# 📂 Connecting to External Data Sources

This notebook provides **ready-to-use code templates** for connecting to various data sources, including APIs, PostgreSQL, and MongoDB.

### 🔹 When to Use Each Method:
- **APIs**: When retrieving data from external services (e.g., weather, financial data, news APIs).
- **PostgreSQL**: When working with structured, relational databases.
- **MongoDB**: When handling semi-structured or NoSQL data.


In [None]:

# Ensure required libraries are installed (Uncomment if necessary)
# !pip install pandas requests sqlalchemy psycopg2 pymongo



## 🌍 Connecting to an API

✅ Understand the **API authentication method** (e.g., API keys, OAuth).  
✅ Handle **rate limiting** (use caching if necessary).  
✅ Use **pagination** for large datasets.


In [None]:

import requests
import pandas as pd

# Define API endpoint and parameters
url = "https://api.example.com/data"
params = {"limit": 100, "format": "json"}

# Send GET request
response = requests.get(url, params=params)

# Convert response to DataFrame
if response.status_code == 200:
    data = response.json()  # Assuming JSON response
    df = pd.DataFrame(data)
    print(df.head())
else:
    print(f"Error: {response.status_code}, {response.text}")



## 🗄️ Connecting to a PostgreSQL Database

✅ Ensure the **database driver** is installed (`psycopg2` for PostgreSQL).  
✅ Use **environment variables** instead of hardcoding credentials.  
✅ **Index columns properly** to optimize queries.


In [None]:

from sqlalchemy import create_engine

# Define connection string (Replace with actual credentials)
DATABASE_URL = "postgresql://user:password@localhost:5432/mydatabase"

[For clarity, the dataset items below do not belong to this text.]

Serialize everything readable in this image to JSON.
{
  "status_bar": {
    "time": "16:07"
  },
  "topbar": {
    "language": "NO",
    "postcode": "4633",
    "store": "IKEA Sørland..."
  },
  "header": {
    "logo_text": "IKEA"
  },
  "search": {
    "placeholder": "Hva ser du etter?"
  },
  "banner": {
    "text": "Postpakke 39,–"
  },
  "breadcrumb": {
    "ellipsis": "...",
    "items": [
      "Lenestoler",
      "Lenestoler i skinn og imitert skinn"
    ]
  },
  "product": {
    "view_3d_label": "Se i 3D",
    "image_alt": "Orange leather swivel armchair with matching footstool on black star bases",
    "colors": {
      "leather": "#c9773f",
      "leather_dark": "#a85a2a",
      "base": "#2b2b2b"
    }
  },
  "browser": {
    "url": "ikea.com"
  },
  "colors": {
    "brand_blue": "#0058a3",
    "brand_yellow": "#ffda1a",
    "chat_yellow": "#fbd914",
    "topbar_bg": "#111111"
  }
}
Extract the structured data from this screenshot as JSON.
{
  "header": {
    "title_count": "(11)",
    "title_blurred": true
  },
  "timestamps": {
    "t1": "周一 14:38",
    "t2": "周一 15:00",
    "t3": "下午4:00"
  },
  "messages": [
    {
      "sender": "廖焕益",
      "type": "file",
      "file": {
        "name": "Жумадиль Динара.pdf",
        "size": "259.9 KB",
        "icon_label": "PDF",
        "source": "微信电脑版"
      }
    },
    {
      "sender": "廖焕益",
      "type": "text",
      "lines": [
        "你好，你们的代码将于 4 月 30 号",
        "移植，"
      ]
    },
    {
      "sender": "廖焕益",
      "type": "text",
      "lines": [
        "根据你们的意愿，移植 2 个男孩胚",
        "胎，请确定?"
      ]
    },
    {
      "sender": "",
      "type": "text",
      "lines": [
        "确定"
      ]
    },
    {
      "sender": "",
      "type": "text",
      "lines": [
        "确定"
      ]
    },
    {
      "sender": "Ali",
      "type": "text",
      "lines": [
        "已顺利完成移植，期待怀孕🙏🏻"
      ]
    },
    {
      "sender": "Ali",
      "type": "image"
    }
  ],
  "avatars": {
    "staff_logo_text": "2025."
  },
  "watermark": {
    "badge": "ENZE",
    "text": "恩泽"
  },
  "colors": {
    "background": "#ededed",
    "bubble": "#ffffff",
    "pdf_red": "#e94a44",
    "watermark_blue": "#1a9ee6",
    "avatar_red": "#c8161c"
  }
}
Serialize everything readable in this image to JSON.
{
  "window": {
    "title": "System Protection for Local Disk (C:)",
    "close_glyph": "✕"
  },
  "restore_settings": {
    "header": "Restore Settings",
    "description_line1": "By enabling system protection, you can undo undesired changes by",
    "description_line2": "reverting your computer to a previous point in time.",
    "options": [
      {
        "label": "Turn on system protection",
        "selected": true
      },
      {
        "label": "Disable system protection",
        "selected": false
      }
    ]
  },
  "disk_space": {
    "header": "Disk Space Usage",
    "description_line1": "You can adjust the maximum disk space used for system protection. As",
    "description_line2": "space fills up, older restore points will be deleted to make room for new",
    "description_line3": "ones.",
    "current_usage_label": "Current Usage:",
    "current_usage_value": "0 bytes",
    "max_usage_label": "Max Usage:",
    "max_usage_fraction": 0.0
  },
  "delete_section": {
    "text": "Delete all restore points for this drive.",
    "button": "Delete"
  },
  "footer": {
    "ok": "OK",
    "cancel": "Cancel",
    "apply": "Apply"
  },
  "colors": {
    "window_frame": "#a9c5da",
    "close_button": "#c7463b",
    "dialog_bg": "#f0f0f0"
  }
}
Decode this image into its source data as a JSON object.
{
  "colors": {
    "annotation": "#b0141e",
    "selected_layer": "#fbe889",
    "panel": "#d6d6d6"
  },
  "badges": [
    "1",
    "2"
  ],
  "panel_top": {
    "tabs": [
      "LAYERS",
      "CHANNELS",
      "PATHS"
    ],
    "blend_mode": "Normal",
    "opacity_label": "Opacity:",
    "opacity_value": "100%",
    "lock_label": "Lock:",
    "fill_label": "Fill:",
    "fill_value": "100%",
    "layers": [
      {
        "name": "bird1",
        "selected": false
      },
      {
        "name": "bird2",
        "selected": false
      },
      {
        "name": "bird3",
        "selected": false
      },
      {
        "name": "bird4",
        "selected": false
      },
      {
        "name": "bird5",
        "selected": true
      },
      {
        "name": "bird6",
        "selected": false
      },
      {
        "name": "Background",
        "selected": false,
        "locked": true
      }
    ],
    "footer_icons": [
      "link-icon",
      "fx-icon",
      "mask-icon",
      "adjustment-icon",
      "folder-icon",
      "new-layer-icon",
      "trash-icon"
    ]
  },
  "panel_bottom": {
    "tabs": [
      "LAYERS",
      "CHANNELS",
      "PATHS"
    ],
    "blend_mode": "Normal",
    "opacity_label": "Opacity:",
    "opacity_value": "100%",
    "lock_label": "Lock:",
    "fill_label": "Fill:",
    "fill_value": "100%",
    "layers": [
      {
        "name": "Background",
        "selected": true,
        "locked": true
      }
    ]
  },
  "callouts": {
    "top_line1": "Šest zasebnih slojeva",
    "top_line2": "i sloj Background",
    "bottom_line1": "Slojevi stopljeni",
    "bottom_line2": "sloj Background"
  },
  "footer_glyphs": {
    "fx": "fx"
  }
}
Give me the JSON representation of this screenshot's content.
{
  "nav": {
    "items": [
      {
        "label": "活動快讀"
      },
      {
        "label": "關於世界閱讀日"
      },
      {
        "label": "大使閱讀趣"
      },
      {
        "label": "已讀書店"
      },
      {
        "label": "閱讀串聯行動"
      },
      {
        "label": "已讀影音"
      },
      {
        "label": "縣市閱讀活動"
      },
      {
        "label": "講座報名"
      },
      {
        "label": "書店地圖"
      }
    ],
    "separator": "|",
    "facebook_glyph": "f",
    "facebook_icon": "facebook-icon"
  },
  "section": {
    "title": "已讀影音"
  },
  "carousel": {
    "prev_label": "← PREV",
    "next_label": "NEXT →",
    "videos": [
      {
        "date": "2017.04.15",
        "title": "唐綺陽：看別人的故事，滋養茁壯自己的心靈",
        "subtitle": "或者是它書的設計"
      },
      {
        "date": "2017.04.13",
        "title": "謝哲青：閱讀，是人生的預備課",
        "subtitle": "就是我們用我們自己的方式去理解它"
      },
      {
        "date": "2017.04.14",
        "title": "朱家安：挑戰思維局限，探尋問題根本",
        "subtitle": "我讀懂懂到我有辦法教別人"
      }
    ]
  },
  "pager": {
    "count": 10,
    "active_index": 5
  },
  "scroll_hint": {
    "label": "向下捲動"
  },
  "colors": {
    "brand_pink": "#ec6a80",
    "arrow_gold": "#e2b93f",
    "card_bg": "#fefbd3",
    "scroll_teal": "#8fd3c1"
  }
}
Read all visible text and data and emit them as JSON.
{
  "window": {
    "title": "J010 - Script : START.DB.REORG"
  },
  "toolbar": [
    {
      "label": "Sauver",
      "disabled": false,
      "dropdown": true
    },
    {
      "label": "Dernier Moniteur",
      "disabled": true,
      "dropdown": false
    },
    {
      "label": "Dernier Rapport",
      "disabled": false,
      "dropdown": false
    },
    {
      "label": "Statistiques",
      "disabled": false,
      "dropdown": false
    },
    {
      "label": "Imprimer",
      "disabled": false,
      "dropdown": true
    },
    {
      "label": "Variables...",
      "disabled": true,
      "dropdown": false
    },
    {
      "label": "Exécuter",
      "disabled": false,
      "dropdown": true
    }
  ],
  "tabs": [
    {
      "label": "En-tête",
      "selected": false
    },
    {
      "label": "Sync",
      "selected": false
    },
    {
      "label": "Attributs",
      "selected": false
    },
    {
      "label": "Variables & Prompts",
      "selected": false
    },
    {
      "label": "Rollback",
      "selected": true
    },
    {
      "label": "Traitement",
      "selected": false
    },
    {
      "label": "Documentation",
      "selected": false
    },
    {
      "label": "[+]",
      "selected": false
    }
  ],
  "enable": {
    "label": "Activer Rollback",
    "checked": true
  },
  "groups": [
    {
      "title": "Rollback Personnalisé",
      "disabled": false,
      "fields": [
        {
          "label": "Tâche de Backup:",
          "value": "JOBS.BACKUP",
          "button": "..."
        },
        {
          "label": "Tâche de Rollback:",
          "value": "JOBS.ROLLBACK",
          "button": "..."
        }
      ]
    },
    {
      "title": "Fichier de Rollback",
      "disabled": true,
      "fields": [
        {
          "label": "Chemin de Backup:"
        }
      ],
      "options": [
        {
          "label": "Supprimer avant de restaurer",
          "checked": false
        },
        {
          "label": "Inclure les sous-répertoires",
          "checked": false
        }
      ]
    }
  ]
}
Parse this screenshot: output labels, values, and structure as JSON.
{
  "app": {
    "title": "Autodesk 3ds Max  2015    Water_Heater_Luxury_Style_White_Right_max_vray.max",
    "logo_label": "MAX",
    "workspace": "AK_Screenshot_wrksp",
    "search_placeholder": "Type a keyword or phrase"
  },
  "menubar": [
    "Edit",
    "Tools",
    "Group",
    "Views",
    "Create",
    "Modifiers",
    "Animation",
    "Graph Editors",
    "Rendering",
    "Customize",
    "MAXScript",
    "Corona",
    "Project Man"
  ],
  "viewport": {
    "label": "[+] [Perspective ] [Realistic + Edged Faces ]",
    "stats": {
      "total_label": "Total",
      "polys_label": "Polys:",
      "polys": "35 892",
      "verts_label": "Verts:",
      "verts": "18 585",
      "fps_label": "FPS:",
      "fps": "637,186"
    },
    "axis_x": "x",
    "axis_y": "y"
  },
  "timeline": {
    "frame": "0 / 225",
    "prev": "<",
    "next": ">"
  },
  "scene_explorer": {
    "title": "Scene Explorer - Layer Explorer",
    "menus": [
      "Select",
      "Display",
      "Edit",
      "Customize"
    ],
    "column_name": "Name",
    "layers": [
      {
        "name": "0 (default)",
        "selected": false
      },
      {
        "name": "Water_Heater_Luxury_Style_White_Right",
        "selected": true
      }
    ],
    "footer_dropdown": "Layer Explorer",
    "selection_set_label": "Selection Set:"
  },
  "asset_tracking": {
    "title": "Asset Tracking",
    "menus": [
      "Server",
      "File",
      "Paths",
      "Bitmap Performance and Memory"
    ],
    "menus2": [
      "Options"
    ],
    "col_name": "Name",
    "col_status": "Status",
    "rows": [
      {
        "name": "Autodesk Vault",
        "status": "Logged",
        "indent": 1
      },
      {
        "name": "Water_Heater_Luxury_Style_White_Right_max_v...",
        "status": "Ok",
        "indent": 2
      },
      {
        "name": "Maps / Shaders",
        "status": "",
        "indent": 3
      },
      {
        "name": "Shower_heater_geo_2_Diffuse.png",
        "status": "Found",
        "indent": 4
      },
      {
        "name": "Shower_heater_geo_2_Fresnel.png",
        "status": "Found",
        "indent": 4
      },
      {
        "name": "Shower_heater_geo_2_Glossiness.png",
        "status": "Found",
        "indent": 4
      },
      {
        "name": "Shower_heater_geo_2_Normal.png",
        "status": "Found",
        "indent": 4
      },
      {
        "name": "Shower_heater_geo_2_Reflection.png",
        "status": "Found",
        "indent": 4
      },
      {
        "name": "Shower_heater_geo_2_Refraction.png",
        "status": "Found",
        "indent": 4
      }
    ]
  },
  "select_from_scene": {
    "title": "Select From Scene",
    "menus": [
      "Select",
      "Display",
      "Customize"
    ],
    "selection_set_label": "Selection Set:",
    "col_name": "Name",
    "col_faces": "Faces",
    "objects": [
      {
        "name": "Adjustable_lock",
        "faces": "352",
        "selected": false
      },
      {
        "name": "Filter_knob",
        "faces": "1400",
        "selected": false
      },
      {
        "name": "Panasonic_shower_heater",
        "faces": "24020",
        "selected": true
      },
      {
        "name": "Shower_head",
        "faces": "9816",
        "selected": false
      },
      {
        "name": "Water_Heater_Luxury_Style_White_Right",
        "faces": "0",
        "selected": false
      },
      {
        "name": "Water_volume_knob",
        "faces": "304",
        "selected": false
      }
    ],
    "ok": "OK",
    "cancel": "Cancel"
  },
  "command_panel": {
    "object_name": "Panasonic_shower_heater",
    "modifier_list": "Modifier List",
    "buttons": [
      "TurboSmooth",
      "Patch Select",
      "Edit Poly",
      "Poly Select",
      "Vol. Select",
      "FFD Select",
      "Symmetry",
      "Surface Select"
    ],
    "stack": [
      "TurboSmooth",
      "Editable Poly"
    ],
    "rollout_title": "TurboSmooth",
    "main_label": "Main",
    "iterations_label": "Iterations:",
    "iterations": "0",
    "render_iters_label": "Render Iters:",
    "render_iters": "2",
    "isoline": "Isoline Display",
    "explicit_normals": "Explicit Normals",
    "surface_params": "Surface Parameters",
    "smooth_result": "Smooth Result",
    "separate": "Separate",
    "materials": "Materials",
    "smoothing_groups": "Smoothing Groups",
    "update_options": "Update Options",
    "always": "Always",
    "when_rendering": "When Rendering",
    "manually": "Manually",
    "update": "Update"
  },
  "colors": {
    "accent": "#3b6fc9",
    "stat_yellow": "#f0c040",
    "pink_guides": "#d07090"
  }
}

# Create connection engine
engine = create_engine(DATABASE_URL)

# Load data into a Pandas DataFrame
query = "SELECT * FROM my_table"
df = pd.read_sql(query, engine)

print(df.head())



## 🗂️ Connecting to MongoDB

✅ Use **connection pooling** for efficiency.  
✅ Ensure **indexes are properly set up** for queries.  
✅ Avoid **storing large text fields** inside MongoDB (consider storing file links instead).


In [None]:

from pymongo import MongoClient

# Connect to MongoDB (Replace credentials as needed)
client = MongoClient("mongodb://localhost:27017/")
db = client["mydatabase"]
collection = db["mycollection"]

# Retrieve and convert data to DataFrame
data = list(collection.find({}, {"_id": 0}))  # Exclude MongoDB ObjectID
df = pd.DataFrame(data)

print(df.head())



## ✅ Best Practices & Common Pitfalls

- **Security**: Never expose API keys or database credentials in notebooks.  
- **Performance**: Use batching and limit queries for large datasets.  
- **Error Handling**: Always check for failed API/database connections.  
- **Data Cleaning**: Check for missing values before using imported data.